É que agora, que ha visto nuestras personas, é que somos de hueso y de carne y de mucha razon, é sabe que somos muy esforzados, por estas causas nos tiene en más estima que le habian dicho, é que nos daria de lo que tuviese.
É Cortés é todos nosotros respondimos que se lo teniamos en grande merced tan sobrada voluntad; y luego el Montezuma dijo riendo, porque en todo era muy regocijado en su hablar de gran señor:
—«Malinche, bien sé que te han dicho esos de Tlascala, con quien tanta amistad habeis tomado, que yo que soy como dios ó teule, que cuanto hay en mis casas es todo oro é plata y piedras ricas; bien tengo conocido que como sois entendidos, que no lo creíades y lo teniades por burla; lo que ahora, señor Malinche, veis: mi cuerpo de hueso y de carne como los vuestros, mis casas y palacios de piedra y madera y cal; de ser yo gran Rey, si soy, y tener riquezas de mis antecesores, si tengo; mas no las locuras y mentiras que de mí os han dicho; así que tambien lo teneis por burla, como yo tengo lo de vuestros truenos y relámpagos.»
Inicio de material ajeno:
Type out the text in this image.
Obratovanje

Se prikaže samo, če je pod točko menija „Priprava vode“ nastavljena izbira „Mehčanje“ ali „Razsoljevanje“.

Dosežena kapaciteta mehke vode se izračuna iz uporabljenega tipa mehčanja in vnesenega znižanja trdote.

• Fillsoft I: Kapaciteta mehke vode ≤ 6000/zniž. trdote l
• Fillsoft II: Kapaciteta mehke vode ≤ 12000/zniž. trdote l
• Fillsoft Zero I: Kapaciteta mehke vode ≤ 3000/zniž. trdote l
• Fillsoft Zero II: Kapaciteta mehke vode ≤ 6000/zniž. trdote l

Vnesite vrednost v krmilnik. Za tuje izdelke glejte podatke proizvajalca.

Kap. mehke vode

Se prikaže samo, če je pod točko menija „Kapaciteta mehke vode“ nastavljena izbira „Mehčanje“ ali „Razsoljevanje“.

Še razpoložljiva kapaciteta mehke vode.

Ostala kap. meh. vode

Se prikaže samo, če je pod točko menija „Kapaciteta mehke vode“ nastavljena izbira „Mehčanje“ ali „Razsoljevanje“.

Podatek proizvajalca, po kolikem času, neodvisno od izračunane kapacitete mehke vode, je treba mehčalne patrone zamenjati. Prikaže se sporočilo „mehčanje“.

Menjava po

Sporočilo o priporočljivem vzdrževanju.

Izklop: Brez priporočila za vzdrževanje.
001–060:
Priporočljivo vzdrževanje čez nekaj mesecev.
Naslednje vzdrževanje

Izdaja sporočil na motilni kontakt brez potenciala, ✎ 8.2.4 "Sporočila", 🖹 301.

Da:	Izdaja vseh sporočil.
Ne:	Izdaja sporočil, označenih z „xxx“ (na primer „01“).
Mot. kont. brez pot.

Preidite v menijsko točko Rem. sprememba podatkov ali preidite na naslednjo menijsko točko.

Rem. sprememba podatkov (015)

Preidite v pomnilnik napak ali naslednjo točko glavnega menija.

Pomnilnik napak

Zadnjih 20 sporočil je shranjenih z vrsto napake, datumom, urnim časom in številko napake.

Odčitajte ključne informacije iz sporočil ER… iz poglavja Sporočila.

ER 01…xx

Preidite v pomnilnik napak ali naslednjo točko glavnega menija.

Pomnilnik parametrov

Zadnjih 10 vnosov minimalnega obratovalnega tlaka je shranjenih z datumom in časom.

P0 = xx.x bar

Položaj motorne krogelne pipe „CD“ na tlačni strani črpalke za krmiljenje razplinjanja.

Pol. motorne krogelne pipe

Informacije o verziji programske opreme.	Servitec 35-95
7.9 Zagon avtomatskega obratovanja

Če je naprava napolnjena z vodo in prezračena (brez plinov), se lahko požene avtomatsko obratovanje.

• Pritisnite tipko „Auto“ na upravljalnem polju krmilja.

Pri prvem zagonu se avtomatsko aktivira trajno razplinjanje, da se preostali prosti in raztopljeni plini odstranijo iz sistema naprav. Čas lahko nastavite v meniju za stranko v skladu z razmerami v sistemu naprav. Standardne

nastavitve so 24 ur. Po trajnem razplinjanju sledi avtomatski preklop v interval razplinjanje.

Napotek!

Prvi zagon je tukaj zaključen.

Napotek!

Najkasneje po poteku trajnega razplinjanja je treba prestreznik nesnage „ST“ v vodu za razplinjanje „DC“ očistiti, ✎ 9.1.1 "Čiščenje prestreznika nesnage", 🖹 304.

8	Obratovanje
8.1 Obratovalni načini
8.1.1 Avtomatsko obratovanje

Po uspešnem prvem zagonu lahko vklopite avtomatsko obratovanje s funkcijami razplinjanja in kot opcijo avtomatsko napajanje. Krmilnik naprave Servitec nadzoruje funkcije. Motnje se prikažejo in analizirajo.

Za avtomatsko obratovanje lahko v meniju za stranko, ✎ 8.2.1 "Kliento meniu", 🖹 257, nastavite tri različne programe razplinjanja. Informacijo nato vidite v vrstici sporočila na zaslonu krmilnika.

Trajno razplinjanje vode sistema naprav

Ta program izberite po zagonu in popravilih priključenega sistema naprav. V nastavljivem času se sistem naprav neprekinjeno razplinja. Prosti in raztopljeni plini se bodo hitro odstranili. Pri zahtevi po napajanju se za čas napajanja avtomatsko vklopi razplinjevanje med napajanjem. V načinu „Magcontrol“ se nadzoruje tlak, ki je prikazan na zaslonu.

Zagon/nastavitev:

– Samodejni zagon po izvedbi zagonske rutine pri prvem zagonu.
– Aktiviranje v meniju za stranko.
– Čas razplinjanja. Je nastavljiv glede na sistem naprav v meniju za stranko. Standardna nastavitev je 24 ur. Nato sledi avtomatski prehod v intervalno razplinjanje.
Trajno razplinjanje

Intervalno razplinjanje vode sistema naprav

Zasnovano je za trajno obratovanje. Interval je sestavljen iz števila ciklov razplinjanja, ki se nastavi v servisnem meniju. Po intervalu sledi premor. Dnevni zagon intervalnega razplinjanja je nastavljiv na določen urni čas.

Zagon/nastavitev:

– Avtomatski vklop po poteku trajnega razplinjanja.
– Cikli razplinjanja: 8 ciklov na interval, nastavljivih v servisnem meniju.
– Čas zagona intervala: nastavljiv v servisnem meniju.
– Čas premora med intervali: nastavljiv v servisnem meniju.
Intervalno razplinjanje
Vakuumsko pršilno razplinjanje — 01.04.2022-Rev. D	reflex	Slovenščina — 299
É Cortés le respondió tambien riendo, y dijo que los contrarios enemigos siempre dicen cosas malas é sin verdad de los que quieren mal, é que bien ha conocido que en estas partes otro señor más magnífico no le espera ver, é que no sin causa es tan nombrado delante de nuestro Emperador.
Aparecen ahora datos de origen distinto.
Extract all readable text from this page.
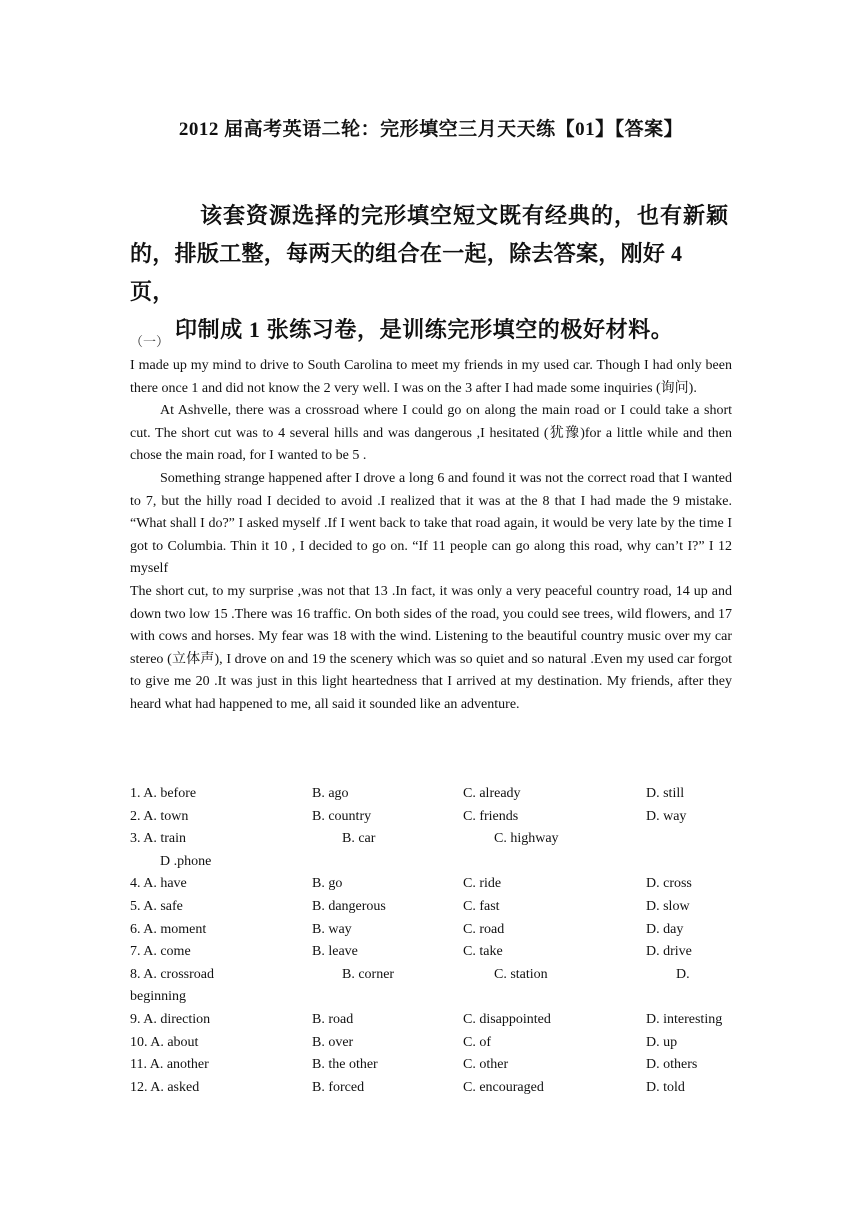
2012 届高考英语二轮：完形填空三月天天练【01】【答案】

该套资源选择的完形填空短文既有经典的，也有新颖

的，排版工整，每两天的组合在一起，除去答案，刚好 4 页，

印制成 1 张练习卷，是训练完形填空的极好材料。

（一）

I made up my mind to drive to South Carolina to meet my friends in my used car. Though I had only been there once 1 and did not know the 2 very well. I was on the 3 after I had made some inquiries (询问).

At Ashvelle, there was a crossroad where I could go on along the main road or I could take a short cut. The short cut was to 4 several hills and was dangerous ,I hesitated (犹豫)for a little while and then chose the main road, for I wanted to be 5 .

Something strange happened after I drove a long 6 and found it was not the correct road that I wanted to 7, but the hilly road I decided to avoid .I realized that it was at the 8 that I had made the 9 mistake. “What shall I do?” I asked myself .If I went back to take that road again, it would be very late by the time I got to Columbia. Thin it 10 , I decided to go on. “If 11 people can go along this road, why can’t I?” I 12 myself

The short cut, to my surprise ,was not that 13 .In fact, it was only a very peaceful country road, 14 up and down two low 15 .There was 16 traffic. On both sides of the road, you could see trees, wild flowers, and 17 with cows and horses. My fear was 18 with the wind. Listening to the beautiful country music over my car stereo (立体声), I drove on and 19 the scenery which was so quiet and so natural .Even my used car forgot to give me 20 .It was just in this light heartedness that I arrived at my destination. My friends, after they heard what had happened to me, all said it sounded like an adventure.

1. A. before	B. ago	C. already	D. still
2. A. town	B. country	C. friends	D. way
3. A. train	B. car	C. highway
D .phone
4. A. have	B. go	C. ride	D. cross
5. A. safe	B. dangerous	C. fast	D. slow
6. A. moment	B. way	C. road	D. day
7. A. come	B. leave	C. take	D. drive
8. A. crossroad	B. corner	C. station	D.
beginning
9. A. direction	B. road	C. disappointed	D. interesting
10. A. about	B. over	C. of	D. up
11. A. another	B. the other	C. other	D. others
12. A. asked	B. forced	C. encouraged	D. told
É estando en estas pláticas mandó secretamente Montezuma á un gran cacique, sobrino suyo, de los que estaban en su compañía, que mandase á sus mayordomos que trujesen ciertas piezas de oro, que parece ser debieran estar apartadas para dar á Cortés diez cargas de ropa fina; lo cual repartió, el oro y mantas entre Cortés y los cuatro capitanes, é á nosotros los soldados nos dió á cada uno dos collares de oro, que valdria cada collar diez pesos, é dos cargas de mantas.
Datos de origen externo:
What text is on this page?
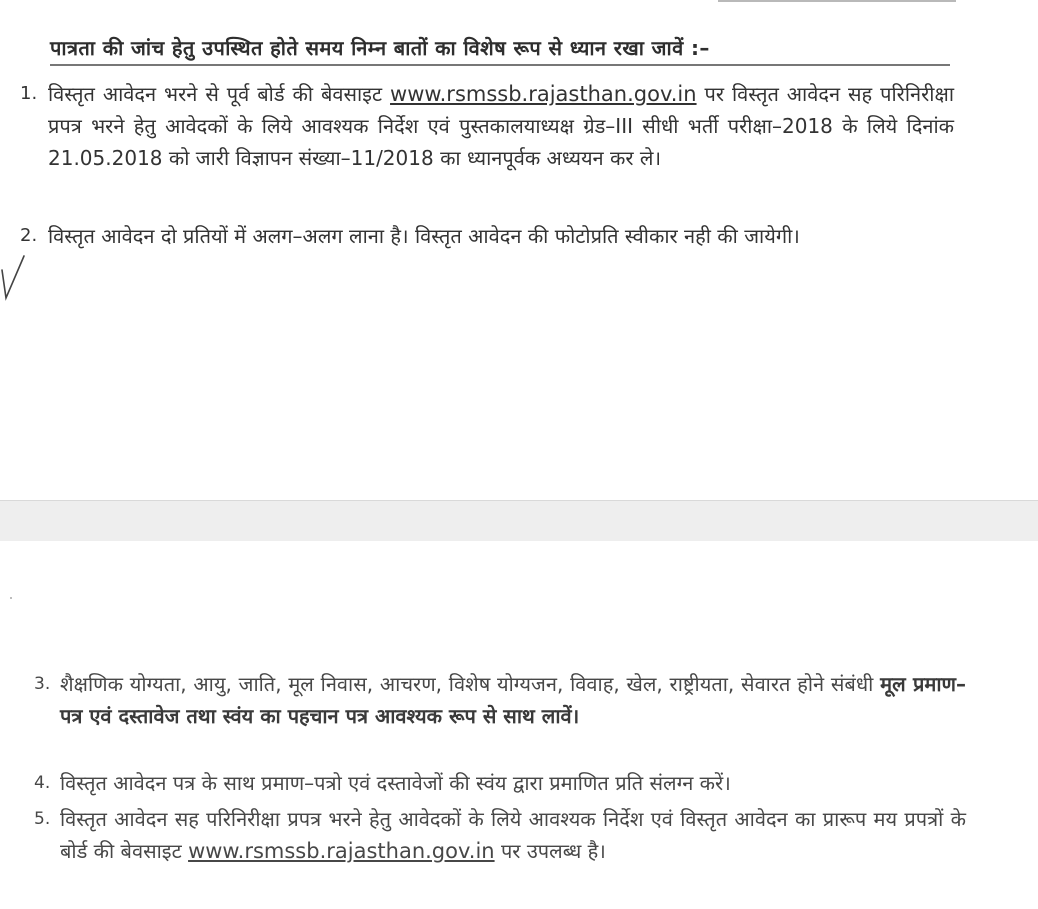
पात्रता की जांच हेतु उपस्थित होते समय निम्न बातों का विशेष रूप से ध्यान रखा जावें :–
1. विस्तृत आवेदन भरने से पूर्व बोर्ड की बेवसाइट www.rsmssb.rajasthan.gov.in पर विस्तृत आवेदन सह परिनिरीक्षा प्रपत्र भरने हेतु आवेदकों के लिये आवश्यक निर्देश एवं पुस्तकालयाध्यक्ष ग्रेड–III सीधी भर्ती परीक्षा–2018 के लिये दिनांक 21.05.2018 को जारी विज्ञापन संख्या–11/2018 का ध्यानपूर्वक अध्ययन कर ले।
2. विस्तृत आवेदन दो प्रतियों में अलग–अलग लाना है। विस्तृत आवेदन की फोटोप्रति स्वीकार नही की जायेगी।
3. शैक्षणिक योग्यता, आयु, जाति, मूल निवास, आचरण, विशेष योग्यजन, विवाह, खेल, राष्ट्रीयता, सेवारत होने संबंधी मूल प्रमाण–पत्र एवं दस्तावेज तथा स्वंय का पहचान पत्र आवश्यक रूप से साथ लावें।
4. विस्तृत आवेदन पत्र के साथ प्रमाण–पत्रो एवं दस्तावेजों की स्वंय द्वारा प्रमाणित प्रति संलग्न करें।
5. विस्तृत आवेदन सह परिनिरीक्षा प्रपत्र भरने हेतु आवेदकों के लिये आवश्यक निर्देश एवं विस्तृत आवेदन का प्रारूप मय प्रपत्रों के बोर्ड की बेवसाइट www.rsmssb.rajasthan.gov.in पर उपलब्ध है।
Valía todo el oro que entónces dió sobre mil pesos, y esto daba con una alegría y semblante de grande é valeroso señor; y porque pasaba la hora más de medio dia, y por no le ser más importuno, le dijo Cortés:
—«El señor Montezuma siempre tiene por costumbre de echarnos un cargo sobre otro, en hacernos cada dia mercedes; ya es hora que vuestra majestad coma.»
Y el Montezuma dijo que ántes por haberle ido á visitar le hicimos merced; é así, nos despedimos con grandes cortesías dél y nos fuimos á nuestros aposentos, é íbamos platicando de la buena manera é crianza que en todo tenia, é que nosotros en todo le tuviésemos mucho acato, é con las gorras de armas colchadas quitadas cuando delante dél pasásemos; é así lo haciamos.
É dejémoslo aquí, é pasemos adelante.